Farm Plastic Collections Begin As Winter Fodder Season Ends
Hundreds of tonnes of waste farm plastic are expected to be collected for recycling throughout County Clare over the coming weeks.
As the winter fodder season ends, significant quantities of waste farm plastic have built up on farms throughout the county. The waste farm plastics include silage bale wraps, silage pit covers, plastic packaging for fertiliser and meal ration and agricultural chemical containers.
According to recent records, approximately 1,300 tonnes of waste farm plastic has been collected annually by authorised waste collectors in Clare through temporary collection bring centres and on-farm collections. To put this in context, the amount of waste farm plastic collected and recycled each year is equivalent to 650,000 silage bale wraps.
Waste farm plastic collections will take place at the following locations during May: Scariff Mart (16th), Sixmilebridge Mart (17th), Lissycasey Creamery (18th) Quilty GAA (22nd), Labasheeda GAA (23rd), Kilrush Mart (24th) Kilfenora Mart (25th) Ennis Mart (26th) and Inagh Central Waste Management Facility (30th, 8.30am-4.00pm)

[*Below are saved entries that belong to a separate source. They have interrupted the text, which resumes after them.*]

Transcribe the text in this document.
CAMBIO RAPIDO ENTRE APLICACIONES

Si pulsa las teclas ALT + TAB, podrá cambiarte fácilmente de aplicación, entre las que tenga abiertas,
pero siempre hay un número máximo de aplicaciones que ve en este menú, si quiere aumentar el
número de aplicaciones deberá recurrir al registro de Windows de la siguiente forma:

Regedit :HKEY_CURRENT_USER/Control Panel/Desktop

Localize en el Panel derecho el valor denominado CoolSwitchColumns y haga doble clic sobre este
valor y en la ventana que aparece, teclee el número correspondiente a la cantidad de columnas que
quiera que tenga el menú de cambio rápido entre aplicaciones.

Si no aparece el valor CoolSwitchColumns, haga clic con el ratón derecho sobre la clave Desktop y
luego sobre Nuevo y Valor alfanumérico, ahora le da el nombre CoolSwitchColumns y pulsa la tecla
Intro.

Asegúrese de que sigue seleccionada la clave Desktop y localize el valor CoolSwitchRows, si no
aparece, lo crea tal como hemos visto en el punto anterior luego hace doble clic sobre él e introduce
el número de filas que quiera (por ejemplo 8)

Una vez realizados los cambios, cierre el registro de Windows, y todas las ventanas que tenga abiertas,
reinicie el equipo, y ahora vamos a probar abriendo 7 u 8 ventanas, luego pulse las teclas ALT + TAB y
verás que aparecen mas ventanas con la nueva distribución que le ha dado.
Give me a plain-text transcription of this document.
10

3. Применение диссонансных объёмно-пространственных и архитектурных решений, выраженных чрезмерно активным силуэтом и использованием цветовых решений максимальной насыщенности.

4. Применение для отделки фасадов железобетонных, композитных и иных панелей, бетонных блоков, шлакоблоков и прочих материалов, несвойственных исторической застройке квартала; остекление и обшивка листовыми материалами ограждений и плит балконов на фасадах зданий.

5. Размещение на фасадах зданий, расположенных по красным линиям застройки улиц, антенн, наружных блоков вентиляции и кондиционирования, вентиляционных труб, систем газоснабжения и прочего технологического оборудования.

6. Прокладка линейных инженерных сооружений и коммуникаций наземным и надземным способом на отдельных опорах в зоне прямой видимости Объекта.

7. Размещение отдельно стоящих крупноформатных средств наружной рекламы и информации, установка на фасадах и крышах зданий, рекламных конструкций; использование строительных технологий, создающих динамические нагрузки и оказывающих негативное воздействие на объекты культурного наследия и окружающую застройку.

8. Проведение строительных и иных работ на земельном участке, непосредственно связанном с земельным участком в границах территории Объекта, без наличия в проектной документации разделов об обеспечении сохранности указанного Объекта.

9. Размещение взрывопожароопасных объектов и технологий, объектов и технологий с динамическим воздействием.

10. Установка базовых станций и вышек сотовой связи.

The temporary bring collection sites are being authorised for use by the operators of the sites, and have been approved by Clare County Council. All contractors and onward recycling facilities used by IFFPG will have necessary permits and licences in place.
Meanwhile, Clare County Council is reminding farmers who are not availing of the IFFPG temporary bring collection sites that they must dispose of their waste farm plastics in an environmentally safe manner. This can be done by ensuring that only waste collectors with a valid waste collection permit are used and that waste farm plastics are brought to facilities or temporary bring sites that have appropriate authorisation. Farmers are advised to contact Clare County Council should they have any queries regarding waste farm plastic collections or waste collectors.
When a farmer purchases farm plastic for use in wrapping of silage bales or covering of silage pits from a compliant retailer, there is an in-built charge, known as the recycling levy, which is applied to the sale price of farm plastic product. This recycling levy is used by IFFPG to help fund and operate the temporary collection bring centres and on-farm collections throughout the country, in order to ensure that waste farm plastic is collected and recycled in an environmentally safe manner.
The sale of all levied plastic is recorded, using a special labelling system, allowing IFFPG and Clare County Council to monitor and track the sale of farm plastic. When farmers purchase farm plastic from a compliant retailer, they are provided with a sales receipt and a valid label code as proof of payment of the recycling levy.
It is through providing proof of this valid label code, in conjunction with the sales receipt, at a bring centre or on-farm collection operated by IFFPG, that a farmer may avail of the subsidised collection rate on waste farm plastic. Currently, the IFFPG levy system is the only compliance system for the supply of farm plastic in County Clare.
Commenting on the supply of farm plastics, Mayor of Clare, Councillor Pat Hayes, stated, “It is important that the system is supported by farmers because a failure to pay the appropriate recycling levy on farm plastic purchased will result in a reduction in funding to the collection scheme and increased costs to farmers when seeking to dispose of waste farm plastic following the winter fodder season”.
Anyone who supplies farm plastic that is not part of a registered compliance scheme is breaking the law. The purchasing of so-called unlevied farm plastic will also act to undermine compliant farm plastic retailers and agri-businesses in County Clare, potentially putting businesses and jobs at risk. Any unlevied farm plastic may also be of inferior quality and can result in spoiled fodder, which may not be noticed until months later when the winter fodder season is underway.
Director of Services for the Transportation, Water Services and Environment Directorate in Clare County Council, Anne Haugh stated: “Clare County Council will continue to work proactively with the farming and agri-business communities in order to ensure that waste farm plastics are managed and recycled in an environmentally sound manner and that farm plastic products are supplied in compliance with farm plastics regulations”
“Farmers, like households and businesses, are required to ensure that all wastes arising from day-to-day activities on farms are managed in a correct manner. The burning or burying of waste farm plastic is against the law, and may have serious impacts upon human health and the environment. It is important that farmers retain all documentation relating to farm waste recycling and disposal,” added Ms. Haugh.
Further information on the bring site locations and dates and times of operation may be obtained from the IFFPG website, www.farmplastics.ie. Further information on the supply, purchase, collection and recycling of farm plastics can be obtained from the Clare County Council website, www.clarecoco.ie, or by contacting the Waste Enforcement Section of Clare County Council by telephone on 065 6846331.
Note to Editor:
The regulations referred to are Waste Management (Farm Plastics) Regulations, 2001 (S.I. No. 341 of 2001) and enforcement of the regulations in Co. Clare is the responsibility of Clare County Council.